De la même façon, et même en prenant en compte qu'Emmanuel Macron a remporté le débat aux yeux des téléspectateurs, en quoi le faible niveau de conviction, et d'adhésion, au mouvement En Marche, pourrait également profiter au parti des Républicains ? 

Là encore, la situation est plus complexe dans l’opinion. Dans les enquêtes d’opinion réalisées avant le débat du second tour, la dimension d’adhésion était moins forte pour Emmanuel Macron que pour Marine Le Pen, un phénomène qui s’explique par le fait que l’électorat du FN existe depuis plus longtemps, qu’il est très soudé autour de sa candidate. Le débat a changé un peu les choses car l’image d’Emmanuel Macron en est sortie renforcée. Pour les Républicains, transformer la situation inédite dans laquelle nous sommes en situation plus positive qu’après l’élimination de François Fillon est à la fois un vrai enjeu et une vraie difficulté.

LR ne pourra pas simplement expliquer aux électeurs que c’est une défaite personnelle de François Fillon même si sa part de responsabilité semble écrasante dans son élimination. Mais la « success story » d’Emmanuel Macron, s’il était élu dimanche, ne peut être réduite à un phénomène d’opinion fragile. Il faudra sans doute que LR revienne sur son agenda de réformes et explique aux français si le programme « radical » de François Fillon est toujours ou pas le programme du parti.

Malgré un contexte politique qui pourrait s'avérer favorable, quelles sont les limites internes au parti, entre une ligne politique non définie, et une absence de "chef incontesté", qui pourraient être autant d’embûches à un tel scénario ? 

Je ne suis pas sûr que l’on puisse qualifier le contexte actuel favorable pour LR bien que la situation soit sans doute encore plus compliquée et difficile au sein du PS. Mais LR est également soumis à de fortes pressions internes. Comme vous le dîtes, il n’y a pas de chef naturel ou incontesté au sein de ce parti, pour le moment, mais aussi pas de ligne claire sur l’économie ou les questions de société aussi. Bien entendu, le parti dispose toujours de solides bases idéologiques qui constituent le cœur de doctrine d’un parti de droite, globalement libéral et pro-européen.

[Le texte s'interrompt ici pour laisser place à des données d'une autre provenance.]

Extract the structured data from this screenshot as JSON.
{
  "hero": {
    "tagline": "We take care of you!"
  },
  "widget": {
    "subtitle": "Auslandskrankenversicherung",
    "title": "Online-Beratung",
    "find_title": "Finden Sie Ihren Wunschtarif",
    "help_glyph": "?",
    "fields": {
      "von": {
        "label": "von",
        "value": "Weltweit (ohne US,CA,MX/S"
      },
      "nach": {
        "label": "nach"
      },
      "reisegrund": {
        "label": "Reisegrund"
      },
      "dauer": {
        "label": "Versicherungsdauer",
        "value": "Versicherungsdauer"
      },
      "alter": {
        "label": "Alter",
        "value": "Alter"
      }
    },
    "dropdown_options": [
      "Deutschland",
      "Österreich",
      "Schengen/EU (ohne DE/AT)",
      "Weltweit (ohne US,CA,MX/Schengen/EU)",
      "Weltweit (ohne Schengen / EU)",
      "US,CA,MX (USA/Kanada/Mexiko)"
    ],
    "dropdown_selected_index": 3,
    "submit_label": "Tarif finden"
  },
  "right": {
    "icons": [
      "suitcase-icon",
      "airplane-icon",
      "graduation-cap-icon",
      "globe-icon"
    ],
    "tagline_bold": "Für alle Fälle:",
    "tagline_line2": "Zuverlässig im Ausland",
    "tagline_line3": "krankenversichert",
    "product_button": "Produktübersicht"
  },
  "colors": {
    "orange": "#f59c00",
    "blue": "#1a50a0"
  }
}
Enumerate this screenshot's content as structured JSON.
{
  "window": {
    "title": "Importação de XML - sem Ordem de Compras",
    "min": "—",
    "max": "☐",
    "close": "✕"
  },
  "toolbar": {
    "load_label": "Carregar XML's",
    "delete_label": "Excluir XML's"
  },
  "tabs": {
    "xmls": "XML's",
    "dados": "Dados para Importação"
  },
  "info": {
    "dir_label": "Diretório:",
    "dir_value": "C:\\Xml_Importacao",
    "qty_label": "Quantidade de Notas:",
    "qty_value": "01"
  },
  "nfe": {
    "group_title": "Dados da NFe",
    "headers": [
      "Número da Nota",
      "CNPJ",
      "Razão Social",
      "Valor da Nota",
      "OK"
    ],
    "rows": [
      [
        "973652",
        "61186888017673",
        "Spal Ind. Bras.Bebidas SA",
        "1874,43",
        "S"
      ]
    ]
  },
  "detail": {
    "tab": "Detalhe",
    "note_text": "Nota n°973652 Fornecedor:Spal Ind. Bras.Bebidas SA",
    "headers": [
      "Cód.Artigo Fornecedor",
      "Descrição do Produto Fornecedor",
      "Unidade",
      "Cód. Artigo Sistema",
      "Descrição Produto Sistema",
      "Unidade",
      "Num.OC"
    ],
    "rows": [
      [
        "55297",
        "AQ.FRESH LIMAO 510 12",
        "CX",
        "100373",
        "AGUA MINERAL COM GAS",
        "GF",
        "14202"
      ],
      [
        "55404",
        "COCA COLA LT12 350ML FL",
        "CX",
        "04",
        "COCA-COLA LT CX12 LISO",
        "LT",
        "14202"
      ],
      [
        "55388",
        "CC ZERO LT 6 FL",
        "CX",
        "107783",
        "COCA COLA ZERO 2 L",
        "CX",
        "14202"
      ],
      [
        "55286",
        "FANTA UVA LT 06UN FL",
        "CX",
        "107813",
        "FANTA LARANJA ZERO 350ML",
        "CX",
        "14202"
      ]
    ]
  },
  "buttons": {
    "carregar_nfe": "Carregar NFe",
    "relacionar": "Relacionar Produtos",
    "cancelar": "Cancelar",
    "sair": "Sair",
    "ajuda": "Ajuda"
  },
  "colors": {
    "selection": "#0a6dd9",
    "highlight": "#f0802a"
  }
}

Mais les obstacles sont nombreux sur la route de la reconstruction après le traumatisme de la non-qualification de François Fillon : canaliser et organiser les ambitions de la génération des « quadras/quinquas » qui aspire sans soute à prendre toute sa place à la tête du parti, solder ou pas l’agenda politique du programme de « radical » de François Fillon, se positionner et comment par rapport à Emmanuel Macron, entre autres.

Quelles seraient les problématiques à traiter pour que les Républicains puissent se saisir de cette opportunité ? En partant de la sociologie du vote François Fillon, quelles seraient les lignes de force à privilégier pour permettre un renforcement du parti ?

L’essentiel pour LR va être de montrer un autre visage que celui qu’a voulu incarner François Fillon. Cela ne sera pas simple car le parti est assez divisé sur la ligne politique et toujours mis sous pression du Front national. L’erreur serait sans doute de donner le sentiment aux français de ne pas laisser sa chance à Emmanuel Macron et de vouloir tout de suite embrayer sur une posture d’opposition frontale, sans chercheur à comprendre ce qui s’est passé dans la société français et qui explique le phénomène Macron.